También habló de lo que le ocurre a la consciencia de la mayoría de los seres humanos cuando llegan a cierta edad. Se desarrolla una especie de «cuerpo de hábitos» o «cuerpo del auto-sentirse» que secuestra a estas fuerzas creadoras del logos. Según Kühlewind, el «sentir-se» desplaza al «sentir», a la capacidad de conocer. Nos acabamos identificando tanto con nuestro cuerpo físico, que nos olvidamos de la alegría vital que experimentábamos de pequeños al conocer el mundo. Entonces se produce una auténtica «huida hacia delante» en la que siempre buscamos sensaciones físicas nuevas; es decir, todo queda centrado en un permanente «auto-sentirse». Llega un momento en el que las capacidades cognoscitivas quedan estancadas por completo, paralizadas, ya que su posterior desarrollo correspondería a un esfuerzo consciente y por ende, voluntario, por parte de la persona. Algo que, por desgracia, no suele llegar a producirse en la sociedad y educación actuales. Por lo tanto, en lugar de tender hacia lo supra-consciente, cada vez nos hundimos más en lo subconsciente.
Respecto al papel del psicoterapeuta actual, el maestro fue muy claro. Para tratar la mayoría de los problemas psicológicos hemos de apelar a las fuerzas supra-conscientes, no a las subconscientes. Tanto es así que el terapeuta deberá desarrollar una consciencia distinta; tendrán que auparse (por así decirlo) hacia la «frontera superior» de la misma. Y esto solo se consigue por medio de ejercicios de meditación, usando lo que él denominaba la «voluntad suave». Nos indicó que para inspirarnos, debíamos usar la imagen de San Jorge luchando contra el dragón, un símbolo del combate de las fuerzas lumínicas del entendimiento, contra las oscuras fuerzas subconscientes que atenazan y retienen a la humanidad.
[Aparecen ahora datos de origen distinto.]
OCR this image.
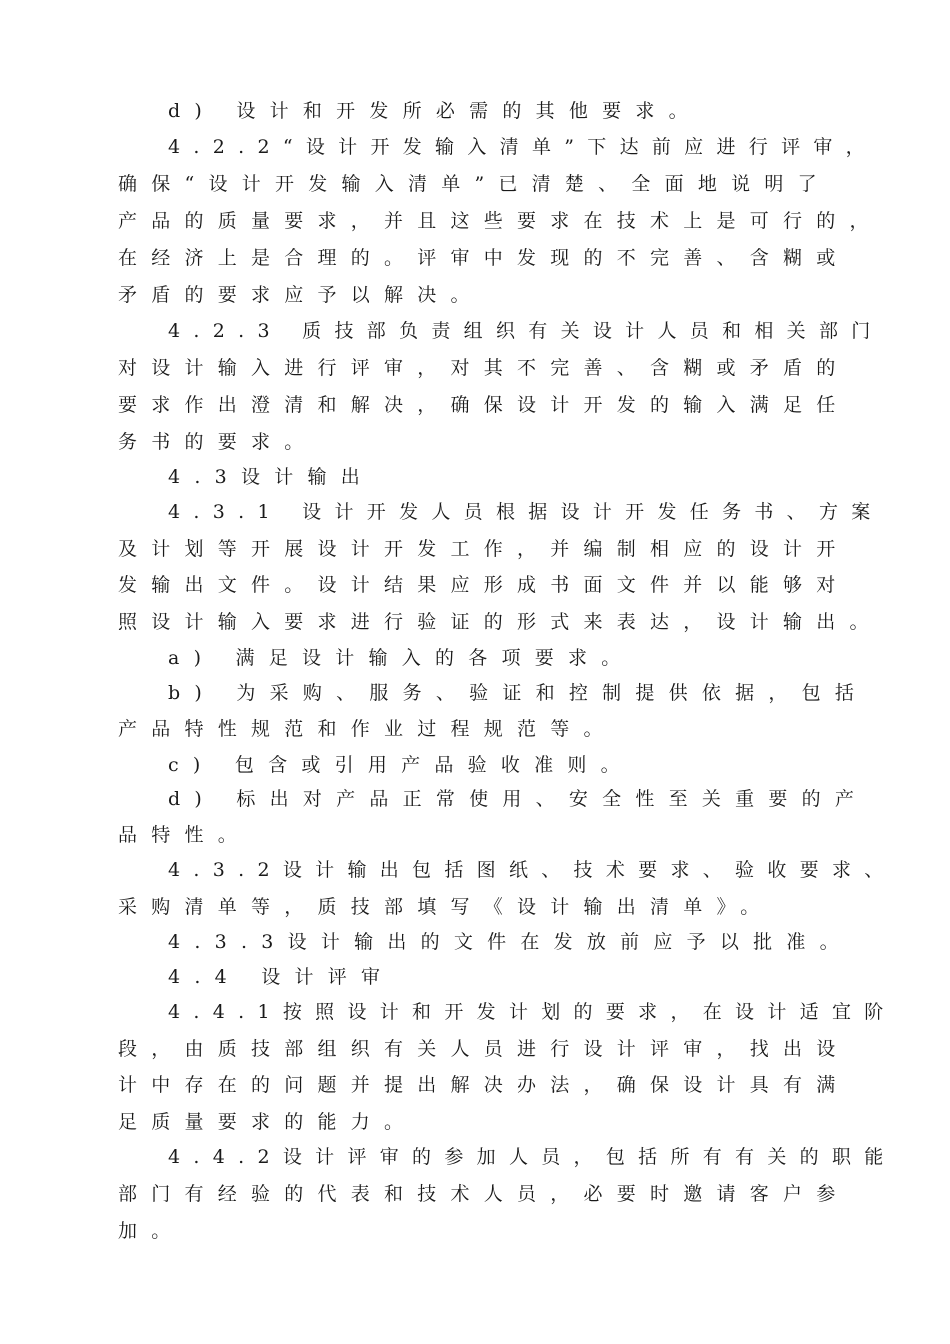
d) 设计和开发所必需的其他要求。
4.2.2“设计开发输入清单”下达前应进行评审，
确保“设计开发输入清单”已清楚、全面地说明了
产品的质量要求，并且这些要求在技术上是可行的，
在经济上是合理的。评审中发现的不完善、含糊或
矛盾的要求应予以解决。
4.2.3 质技部负责组织有关设计人员和相关部门
对设计输入进行评审，对其不完善、含糊或矛盾的
要求作出澄清和解决，确保设计开发的输入满足任
务书的要求。
4.3设计输出
4.3.1 设计开发人员根据设计开发任务书、方案
及计划等开展设计开发工作，并编制相应的设计开
发输出文件。设计结果应形成书面文件并以能够对
照设计输入要求进行验证的形式来表达，设计输出。
a) 满足设计输入的各项要求。
b) 为采购、服务、验证和控制提供依据，包括
产品特性规范和作业过程规范等。
c) 包含或引用产品验收准则。
d) 标出对产品正常使用、安全性至关重要的产
品特性。
4.3.2设计输出包括图纸、技术要求、验收要求、
采购清单等，质技部填写《设计输出清单》。
4.3.3设计输出的文件在发放前应予以批准。
4.4 设计评审
4.4.1按照设计和开发计划的要求，在设计适宜阶
段，由质技部组织有关人员进行设计评审，找出设
计中存在的问题并提出解决办法，确保设计具有满
足质量要求的能力。
4.4.2设计评审的参加人员，包括所有有关的职能
部门有经验的代表和技术人员，必要时邀请客户参
加。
Kühlewind nos trasmitió, en definitiva, un profundo humanismo basado sobre todo en la comprensión de las personas. Nos trató de comunicar que, algunas veces, pese a que todo parezca perdido y el ser humano se encuentre en un callejón sin salida, siempre se puede principiar de nuevo, sólo debemos desearlo. En realidad, nuestros poderes son mucho mayores de lo que podríamos pensar, ya que están relacionados con nuestra profunda naturaleza espiritual y son portadores de poderosas fuerzas de sanación.
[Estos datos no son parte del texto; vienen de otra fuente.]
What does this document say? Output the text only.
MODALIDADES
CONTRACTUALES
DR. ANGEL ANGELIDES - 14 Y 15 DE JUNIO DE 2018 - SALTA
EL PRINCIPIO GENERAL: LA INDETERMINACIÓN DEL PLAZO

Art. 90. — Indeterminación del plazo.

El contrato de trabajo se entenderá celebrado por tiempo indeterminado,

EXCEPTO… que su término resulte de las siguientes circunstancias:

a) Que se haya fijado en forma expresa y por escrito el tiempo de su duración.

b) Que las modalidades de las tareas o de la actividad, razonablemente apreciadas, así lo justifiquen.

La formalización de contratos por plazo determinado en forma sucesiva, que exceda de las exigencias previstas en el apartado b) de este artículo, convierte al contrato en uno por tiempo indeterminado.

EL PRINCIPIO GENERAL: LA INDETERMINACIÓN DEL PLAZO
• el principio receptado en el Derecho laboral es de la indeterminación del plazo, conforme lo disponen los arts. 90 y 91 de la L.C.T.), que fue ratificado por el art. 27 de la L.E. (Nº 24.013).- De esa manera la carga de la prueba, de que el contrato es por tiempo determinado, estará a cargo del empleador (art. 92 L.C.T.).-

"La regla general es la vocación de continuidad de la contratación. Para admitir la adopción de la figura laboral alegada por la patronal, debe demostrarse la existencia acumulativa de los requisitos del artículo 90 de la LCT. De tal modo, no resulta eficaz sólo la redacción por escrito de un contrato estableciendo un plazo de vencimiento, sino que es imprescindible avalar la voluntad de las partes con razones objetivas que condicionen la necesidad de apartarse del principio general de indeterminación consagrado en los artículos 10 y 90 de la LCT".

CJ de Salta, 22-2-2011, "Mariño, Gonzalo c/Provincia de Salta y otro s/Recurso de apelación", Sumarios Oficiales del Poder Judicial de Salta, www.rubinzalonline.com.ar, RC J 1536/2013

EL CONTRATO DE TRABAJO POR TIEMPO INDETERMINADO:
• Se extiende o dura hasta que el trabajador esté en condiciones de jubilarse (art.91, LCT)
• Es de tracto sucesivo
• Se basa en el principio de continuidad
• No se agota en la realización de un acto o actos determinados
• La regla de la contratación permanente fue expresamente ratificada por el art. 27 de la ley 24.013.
De entre sus libros, os recomendamos sobre todo: «De la normalidad a la salud» (1). Solo el título ya nos da una idea del carácter irónico de Kühlewind. ¿Es que acaso la normalidad no es sinónimo de salud? En realidad, no, y si os leéis este libro, descubriréis que normalidad se refiere a lo común, que no necesariamente es lo mejor. La «normalidad», en la sociedad actual que hemos creado, es lo patológico, lo que nos conduce finalmente a la enfermedad. El libro resulta intensamente divertido — el sentido del humor del maestro es genial—, esclarecedor y muy didáctico. Al final nos propone una serie de medidas terapéuticas para comenzar a sanar poco a poco la consciencia, basadas en sus famosos ejercicios de meditación y de observación.
Os dejamos con un fragmento del libro. Os animamos a que descubráis a un maestro espiritual contemporáneo, cuyos pensamientos siguen estando hoy en día, a siete años de su marcha de este mundo, de profunda actualidad.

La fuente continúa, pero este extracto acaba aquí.